As is the case for many survivors it took multiple attempts for me to break free. When I left for the last time, I wouldn’t have made it without my friends and family to encourage support and me. It was so very scary. What am I going to do? How will I support myself? The answer to those questions, I had to decide for myself but for the first time in over seven years, I knew I had the freedom to decide. I would buy myself a car; get a job, issue the restraining order and subsequently divorce him.

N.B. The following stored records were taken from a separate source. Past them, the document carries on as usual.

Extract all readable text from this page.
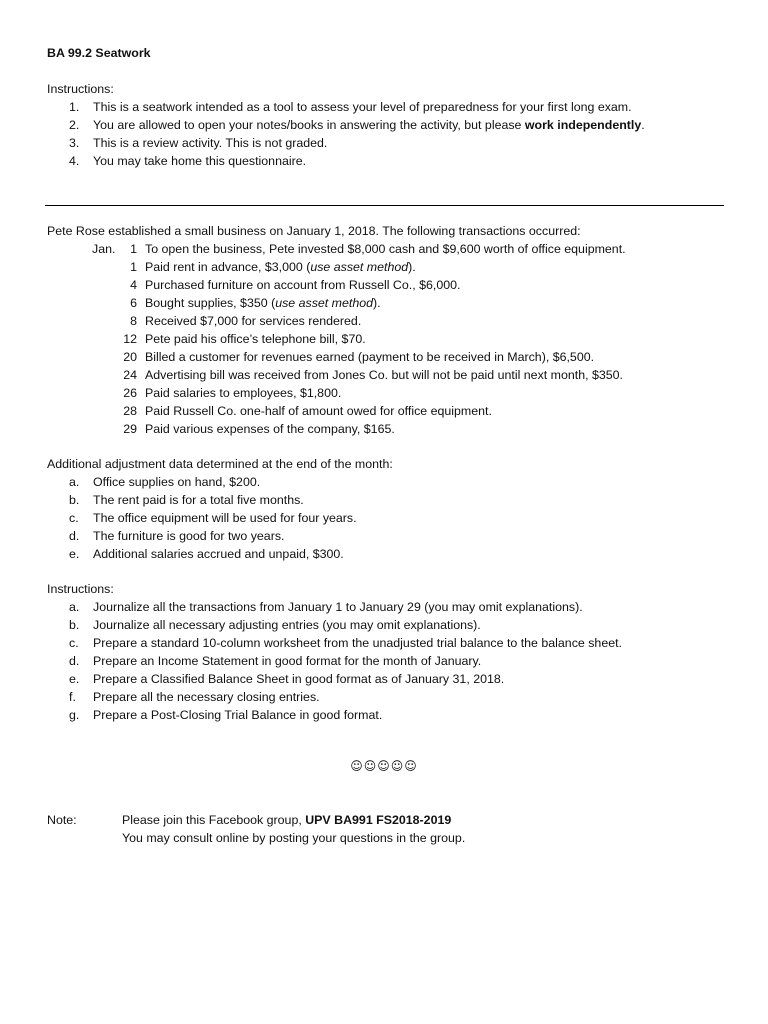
BA 99.2 Seatwork

Instructions:
1.	This is a seatwork intended as a tool to assess your level of preparedness for your first long exam.
2.	You are allowed to open your notes/books in answering the activity, but please work independently.
3.	This is a review activity. This is not graded.
4.	You may take home this questionnaire.
Pete Rose established a small business on January 1, 2018. The following transactions occurred:
Jan.	1 To open the business, Pete invested $8,000 cash and $9,600 worth of office equipment.
1 Paid rent in advance, $3,000 (use asset method).
4 Purchased furniture on account from Russell Co., $6,000.
6 Bought supplies, $350 (use asset method).
8 Received $7,000 for services rendered.
12 Pete paid his office’s telephone bill, $70.
20 Billed a customer for revenues earned (payment to be received in March), $6,500.
24 Advertising bill was received from Jones Co. but will not be paid until next month, $350.
26 Paid salaries to employees, $1,800.
28 Paid Russell Co. one-half of amount owed for office equipment.
29 Paid various expenses of the company, $165.
Additional adjustment data determined at the end of the month:
a.	Office supplies on hand, $200.
b.	The rent paid is for a total five months.
c.	The office equipment will be used for four years.
d.	The furniture is good for two years.
e.	Additional salaries accrued and unpaid, $300.
Instructions:
a.	Journalize all the transactions from January 1 to January 29 (you may omit explanations).
b.	Journalize all necessary adjusting entries (you may omit explanations).
c.	Prepare a standard 10-column worksheet from the unadjusted trial balance to the balance sheet.
d.	Prepare an Income Statement in good format for the month of January.
e.	Prepare a Classified Balance Sheet in good format as of January 31, 2018.
f.	Prepare all the necessary closing entries.
g.	Prepare a Post-Closing Trial Balance in good format.
☺☺☺☺☺
Note:	Please join this Facebook group, UPV BA991 FS2018-2019
You may consult online by posting your questions in the group.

Those of you who ask why does she stay? I want to pose this scenario, imagine, you have rushed to cook dinner, clean the house, prepare the kids for the evening and bam, he goes off, throwing food, cursing, calling names. Did you expect it? Did you deserve it? NO! You replay the incident over and over again trying to analyze where you went wrong. Weren’t you doing everything you were supposed to do for your family? Maybe he was having a bad day, perhaps you could have done a better job cooking dinner, maybe you could have kept the kids quiet, after all, this is not how someone who loves you is supposed to act; you must have done something wrong. Tomorrow will be different, you say to yourself.

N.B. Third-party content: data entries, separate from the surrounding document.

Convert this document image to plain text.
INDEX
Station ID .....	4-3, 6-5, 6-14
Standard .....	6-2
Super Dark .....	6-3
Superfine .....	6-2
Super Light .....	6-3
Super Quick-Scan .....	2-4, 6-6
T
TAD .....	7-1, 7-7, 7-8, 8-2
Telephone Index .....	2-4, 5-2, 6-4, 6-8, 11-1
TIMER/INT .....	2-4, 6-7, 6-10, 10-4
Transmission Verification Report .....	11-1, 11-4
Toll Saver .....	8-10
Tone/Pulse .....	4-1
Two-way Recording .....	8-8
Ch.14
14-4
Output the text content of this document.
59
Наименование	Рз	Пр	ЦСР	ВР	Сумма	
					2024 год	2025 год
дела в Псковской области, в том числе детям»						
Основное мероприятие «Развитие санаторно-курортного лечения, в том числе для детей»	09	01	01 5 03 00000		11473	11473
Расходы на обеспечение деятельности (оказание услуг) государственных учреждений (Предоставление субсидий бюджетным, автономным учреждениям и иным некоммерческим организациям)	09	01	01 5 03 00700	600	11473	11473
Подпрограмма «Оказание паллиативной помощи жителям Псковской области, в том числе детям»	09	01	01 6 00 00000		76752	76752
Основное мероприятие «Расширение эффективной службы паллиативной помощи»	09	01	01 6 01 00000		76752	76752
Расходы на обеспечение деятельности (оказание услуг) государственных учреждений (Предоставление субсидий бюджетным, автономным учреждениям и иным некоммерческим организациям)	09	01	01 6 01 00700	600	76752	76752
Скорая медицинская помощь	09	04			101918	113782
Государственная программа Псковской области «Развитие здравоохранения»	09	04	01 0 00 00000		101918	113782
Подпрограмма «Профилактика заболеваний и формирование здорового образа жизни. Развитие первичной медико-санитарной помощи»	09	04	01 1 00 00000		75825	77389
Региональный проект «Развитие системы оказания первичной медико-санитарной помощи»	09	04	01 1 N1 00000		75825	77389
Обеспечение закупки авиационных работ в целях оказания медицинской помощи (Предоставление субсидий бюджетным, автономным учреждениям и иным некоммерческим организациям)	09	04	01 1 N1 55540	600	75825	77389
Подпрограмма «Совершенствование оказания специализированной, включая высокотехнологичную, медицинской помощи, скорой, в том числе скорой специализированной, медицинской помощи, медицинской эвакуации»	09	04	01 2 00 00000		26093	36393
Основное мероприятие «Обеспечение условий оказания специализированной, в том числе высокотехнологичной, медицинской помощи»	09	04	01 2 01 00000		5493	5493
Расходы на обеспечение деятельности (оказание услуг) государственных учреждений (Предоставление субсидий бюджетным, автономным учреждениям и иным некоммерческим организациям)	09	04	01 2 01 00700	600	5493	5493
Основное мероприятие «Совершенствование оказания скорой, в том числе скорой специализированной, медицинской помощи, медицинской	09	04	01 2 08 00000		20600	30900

The scenario you hope goes more like this, you have great news to share or you have had a trying day. You need or want comfort from your significant other. You arrive home and share your day’s events with them and embrace in hug. It feels so good and comforting being in the arms of the one who loves you; the way love is supposed to feel.

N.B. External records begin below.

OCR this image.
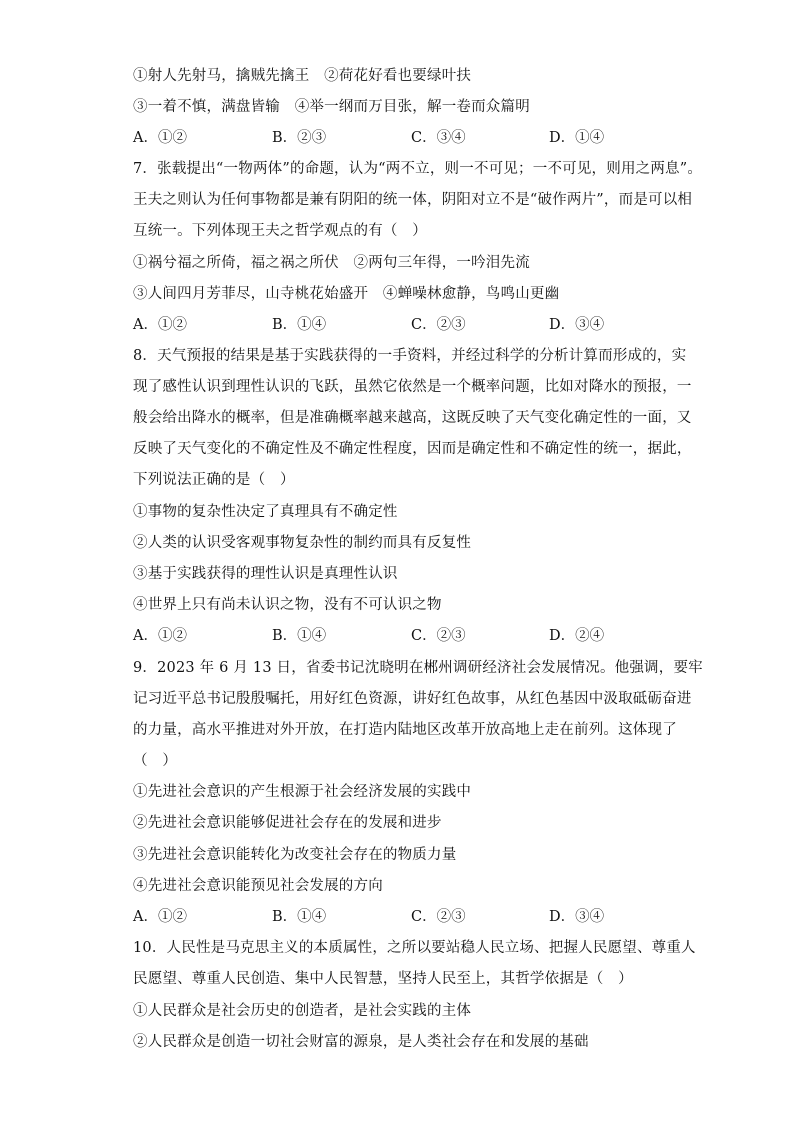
①射人先射马，擒贼先擒王　②荷花好看也要绿叶扶
③一着不慎，满盘皆输　④举一纲而万目张，解一卷而众篇明
A．①②	B．②③	C．③④	D．①④
7．张载提出“一物两体”的命题，认为“两不立，则一不可见；一不可见，则用之两息”。
王夫之则认为任何事物都是兼有阴阳的统一体，阴阳对立不是“破作两片”，而是可以相
互统一。下列体现王夫之哲学观点的有（　）
①祸兮福之所倚，福之祸之所伏　②两句三年得，一吟泪先流
③人间四月芳菲尽，山寺桃花始盛开　④蝉噪林愈静，鸟鸣山更幽
A．①②	B．①④	C．②③	D．③④
8．天气预报的结果是基于实践获得的一手资料，并经过科学的分析计算而形成的，实
现了感性认识到理性认识的飞跃，虽然它依然是一个概率问题，比如对降水的预报，一
般会给出降水的概率，但是准确概率越来越高，这既反映了天气变化确定性的一面，又
反映了天气变化的不确定性及不确定性程度，因而是确定性和不确定性的统一，据此，
下列说法正确的是（　）
①事物的复杂性决定了真理具有不确定性
②人类的认识受客观事物复杂性的制约而具有反复性
③基于实践获得的理性认识是真理性认识
④世界上只有尚未认识之物，没有不可认识之物
A．①②	B．①④	C．②③	D．②④
9．2023 年 6 月 13 日，省委书记沈晓明在郴州调研经济社会发展情况。他强调，要牢
记习近平总书记殷殷嘱托，用好红色资源，讲好红色故事，从红色基因中汲取砥砺奋进
的力量，高水平推进对外开放，在打造内陆地区改革开放高地上走在前列。这体现了
（　）
①先进社会意识的产生根源于社会经济发展的实践中
②先进社会意识能够促进社会存在的发展和进步
③先进社会意识能转化为改变社会存在的物质力量
④先进社会意识能预见社会发展的方向
A．①②	B．①④	C．②③	D．③④
10．人民性是马克思主义的本质属性，之所以要站稳人民立场、把握人民愿望、尊重人
民愿望、尊重人民创造、集中人民智慧，坚持人民至上，其哲学依据是（　）
①人民群众是社会历史的创造者，是社会实践的主体
②人民群众是创造一切社会财富的源泉，是人类社会存在和发展的基础
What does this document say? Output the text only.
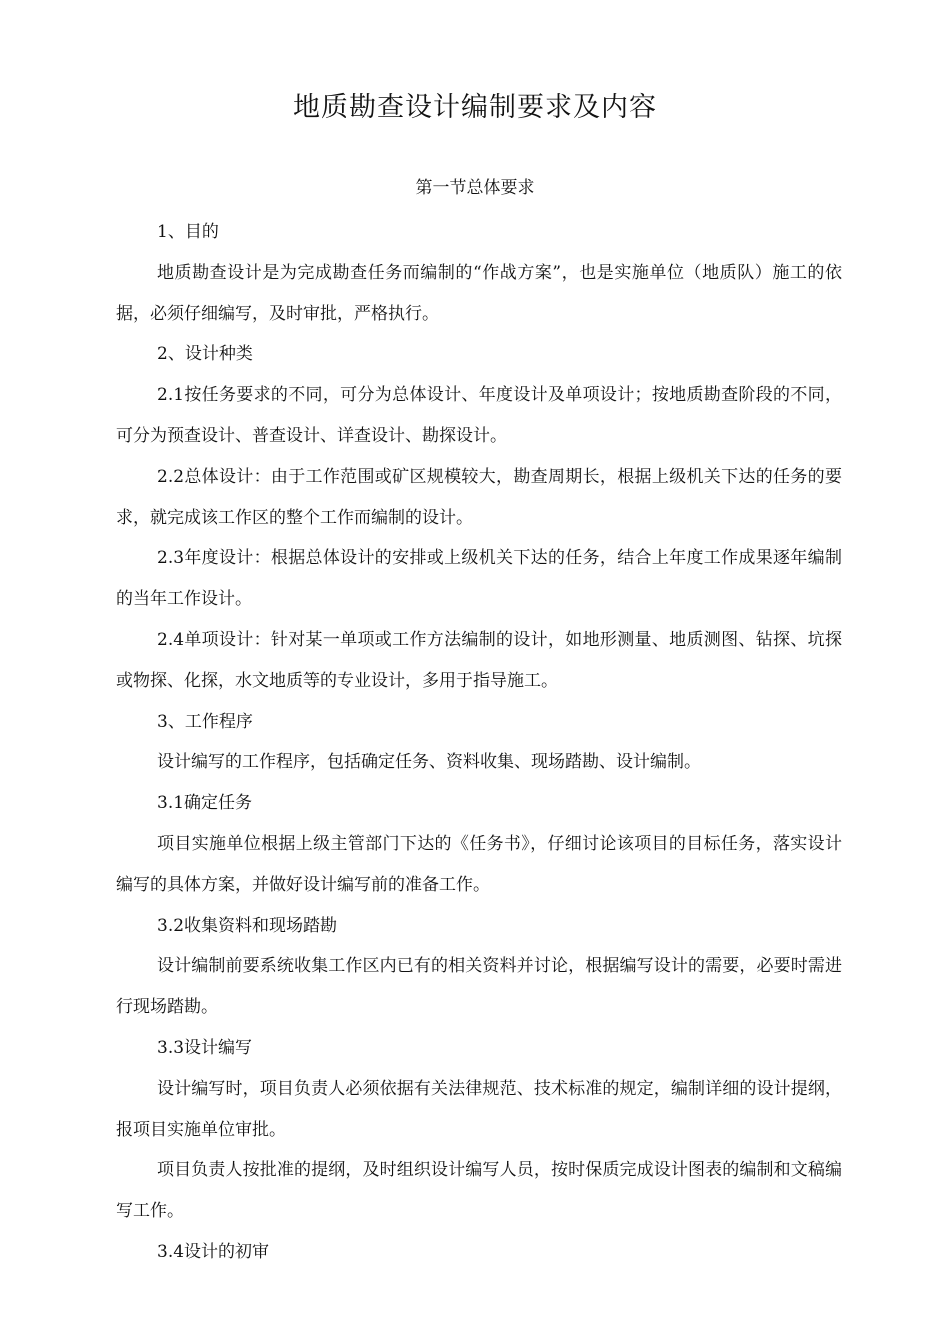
地质勘查设计编制要求及内容
第一节总体要求

1、目的

地质勘查设计是为完成勘查任务而编制的“作战方案”，也是实施单位（地质队）施工的依据，必须仔细编写，及时审批，严格执行。

2、设计种类

2.1按任务要求的不同，可分为总体设计、年度设计及单项设计；按地质勘查阶段的不同，可分为预查设计、普查设计、详查设计、勘探设计。

2.2总体设计：由于工作范围或矿区规模较大，勘查周期长，根据上级机关下达的任务的要求，就完成该工作区的整个工作而编制的设计。

2.3年度设计：根据总体设计的安排或上级机关下达的任务，结合上年度工作成果逐年编制的当年工作设计。

2.4单项设计：针对某一单项或工作方法编制的设计，如地形测量、地质测图、钻探、坑探或物探、化探，水文地质等的专业设计，多用于指导施工。

3、工作程序

设计编写的工作程序，包括确定任务、资料收集、现场踏勘、设计编制。

3.1确定任务

项目实施单位根据上级主管部门下达的《任务书》，仔细讨论该项目的目标任务，落实设计编写的具体方案，并做好设计编写前的准备工作。

3.2收集资料和现场踏勘

设计编制前要系统收集工作区内已有的相关资料并讨论，根据编写设计的需要，必要时需进行现场踏勘。

3.3设计编写

设计编写时，项目负责人必须依据有关法律规范、技术标准的规定，编制详细的设计提纲，报项目实施单位审批。

项目负责人按批准的提纲，及时组织设计编写人员，按时保质完成设计图表的编制和文稿编写工作。

3.4设计的初审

Five years ago, I attended a luncheon Lenten service at church near my office and the guest pastor that day spoke on a verse from the bible regarding Hannah and her inability to conceive and the shame that was bestowed upon her. He stated that “Hannah rose” above the shame and that we all have something we need to overcome and with hope in our heart it is possible. The pastor passionately repeated at the end of his sermon two simple words, “Hannah rose.” Now, I know you must be thinking, what does this have to do with domestic violence?
For me those two words in the pastor’s message was a call to action. I had been sitting on my couch watching TV for years thinking you know I really would like to volunteer at a domestic violence shelter but what do I have to offer. The answer was right before me and I never realized until that Lenten service, HOPE.
What I want to impress upon you is that if you are family, clergy, doctor, first responder, or friend of a woman who is suffering through unimaginable isolation and fear of domestic violence, offer a kind word of support, do not give up on her. Give her hope that she can make it out and not just survive but also flourish. Encourage her that one step can begin the journey that right now seems so daunting. Reassure her that she can find herself, she can find love, and she can find peace.
I have turned my personal struggle to overcome shame into action. I met with lawmakers to lobby for new laws, volunteered at a shelter, answered hotline calls, raised money, and watched children which enabled mothers to attend support groups.
I have since dedicated myself to make our community safer for the women and children affected by domestic violence.